I have a month left before I get home. Today I feel like going to the end, getting on a plane and saying ‘adios’. It’s not that this trip is awful, quite the contrary. It’s just that I miss home. I miss my hubby, dogs, bed, bath, mugs of tea and the familiarity that comes with all of it. Traveling can be tough. I want to experience different things and see different places yet I yearn for the similar.
Being away from home for four weeks breaks through the exciting barrier. Nine years ago I spent 4 months with my sister in Scotland and I went through the same after the first month. Then a shift happens and familiar takes on a new look. I imagine this time will be no different. My rucksack and limited wardrobe feels at the same time both restrictive and comforting.
The slow travel cuts me off from the speed of ‘normal’ life. Walking from town to town gives me a feeling of accomplishment and frustration. It seems to be talking so long to get places as we log around 5km an hour- mountains permitting. I run faster than this yet I know this is not a race. The beauty begins to numb my brain and it becomes a hassle to take out my camera. I sound restless and ungrateful but I know that this is part of my process.
Small things take on a new importance. A chair has never felt so welcomed. Ice in a fizzy coldrink fills me with delight. Bottom bunks become exciting and no bunks feel like a huge gift. A bath tub is like a four leaved clover and a hair dryer has become a new sense of excitement. I have been asked if my experiences are anything like I expected. I can honestly say ‘no’. However I am not sure what I expected. In a way I expected it to be more spiritual but so far it is not. The methodical rhythm of walking has not really led me to any spiritual answers. It has not made me fall on bended knee at the endless supply of quaint churches and tears have not yet spilled from the dark abyss of grief which I know is locked down somewhere inside.
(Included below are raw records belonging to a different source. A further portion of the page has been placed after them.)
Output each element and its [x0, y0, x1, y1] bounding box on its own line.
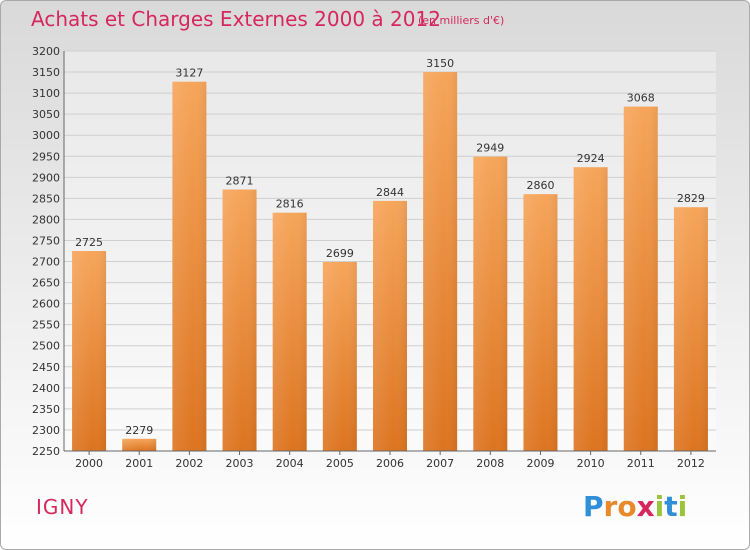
logo-letter: o [617, 490, 637, 523]
bar-value-label: 2279 [125, 424, 153, 437]
chart-title: Achats et Charges Externes 2000 à 2012 [31, 7, 441, 31]
bar-value-label: 3068 [627, 92, 655, 105]
bar-shade [373, 200, 407, 451]
x-tick-label: 2004 [276, 457, 304, 470]
bar-shade [523, 194, 558, 451]
bar-shade [122, 438, 157, 451]
bar-value-label: 3127 [175, 67, 203, 80]
bar-shade [423, 72, 458, 451]
bar-shade [172, 81, 207, 451]
y-tick-label: 2450 [32, 361, 60, 374]
y-tick-label: 3200 [32, 45, 60, 58]
x-tick-label: 2003 [226, 457, 254, 470]
y-tick-label: 2800 [32, 213, 60, 226]
bar-shade [72, 251, 107, 451]
y-tick-label: 2600 [32, 298, 60, 311]
y-tick-label: 3050 [32, 108, 60, 121]
y-tick-label: 2900 [32, 171, 60, 184]
bar-value-label: 3150 [426, 57, 454, 70]
logo-letter: r [603, 490, 618, 523]
bar-shade [322, 261, 357, 451]
y-tick-label: 2850 [32, 192, 60, 205]
logo-letter: P [583, 490, 604, 523]
bar-shade [222, 189, 257, 452]
y-tick-label: 3150 [32, 66, 60, 79]
x-tick-label: 2000 [75, 457, 103, 470]
bar-value-label: 2871 [226, 175, 254, 188]
bar-value-label: 2860 [526, 179, 554, 192]
y-tick-label: 3000 [32, 129, 60, 142]
x-tick-label: 2005 [326, 457, 354, 470]
y-tick-label: 2950 [32, 150, 60, 163]
commune-name: IGNY [36, 495, 89, 519]
logo-letter: i [654, 490, 665, 523]
bar-value-label: 2829 [677, 192, 705, 205]
y-tick-label: 2750 [32, 234, 60, 247]
bar-value-label: 2924 [577, 152, 605, 165]
x-tick-label: 2007 [426, 457, 454, 470]
logo-letter: x [636, 490, 655, 523]
bar-value-label: 2844 [376, 186, 404, 199]
bar-shade [673, 207, 708, 451]
logo-letter: t [664, 490, 678, 523]
x-tick-label: 2009 [526, 457, 554, 470]
x-tick-label: 2011 [627, 457, 655, 470]
bar-value-label: 2816 [276, 198, 304, 211]
bar-shade [573, 167, 608, 452]
bar-shade [272, 212, 307, 451]
y-tick-label: 2300 [32, 424, 60, 437]
bar-value-label: 2949 [476, 142, 504, 155]
y-tick-label: 2250 [32, 445, 60, 458]
y-tick-label: 2350 [32, 403, 60, 416]
x-tick-label: 2001 [125, 457, 153, 470]
bar-shade [473, 156, 508, 451]
bar-shade [623, 106, 658, 451]
x-tick-label: 2012 [677, 457, 705, 470]
x-tick-label: 2008 [476, 457, 504, 470]
y-tick-label: 2700 [32, 256, 60, 269]
y-tick-label: 3100 [32, 87, 60, 100]
bar-value-label: 2699 [326, 247, 354, 260]
y-tick-label: 2550 [32, 319, 60, 332]
x-tick-label: 2002 [175, 457, 203, 470]
x-tick-label: 2006 [376, 457, 404, 470]
logo-letter: i [677, 490, 688, 523]
chart-subtitle: (en milliers d'€) [418, 14, 505, 27]
y-tick-label: 2400 [32, 382, 60, 395]
proxiti-logo: Proxiti [583, 490, 687, 523]
bar-value-label: 2725 [75, 236, 103, 249]
y-tick-label: 2650 [32, 277, 60, 290]
x-tick-label: 2010 [577, 457, 605, 470]
y-tick-label: 2500 [32, 340, 60, 353]
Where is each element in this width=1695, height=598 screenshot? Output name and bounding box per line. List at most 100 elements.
I have felt light and delight at the beauty of the Heidi houses, the valleys and fields. I have wondered about the young people living in tiny towns that seem so quiet and deserted. I have been fascinated by the siesta way of life. I am impressed by the peace in the people that look impatient and prove me wrong. I am thankful that so many people live on the camino route to help so many of us with our journey. I have listened to fellow travelers gush about their journey. I overheard a man lament his soul mate who returned early to South Africa, another who was confused by the feelings he was having for a beautiful pilgrim and yet another who was pondering his purpose. Many of us come to the Camino to heal, yet many of us (ok I) wonder what I am doing here. But on a thankful, rest day, it is easy to get contemplative, with the luxury of rest, so I am not concerned with my erratic thoughts. I am simply writing them down to remember.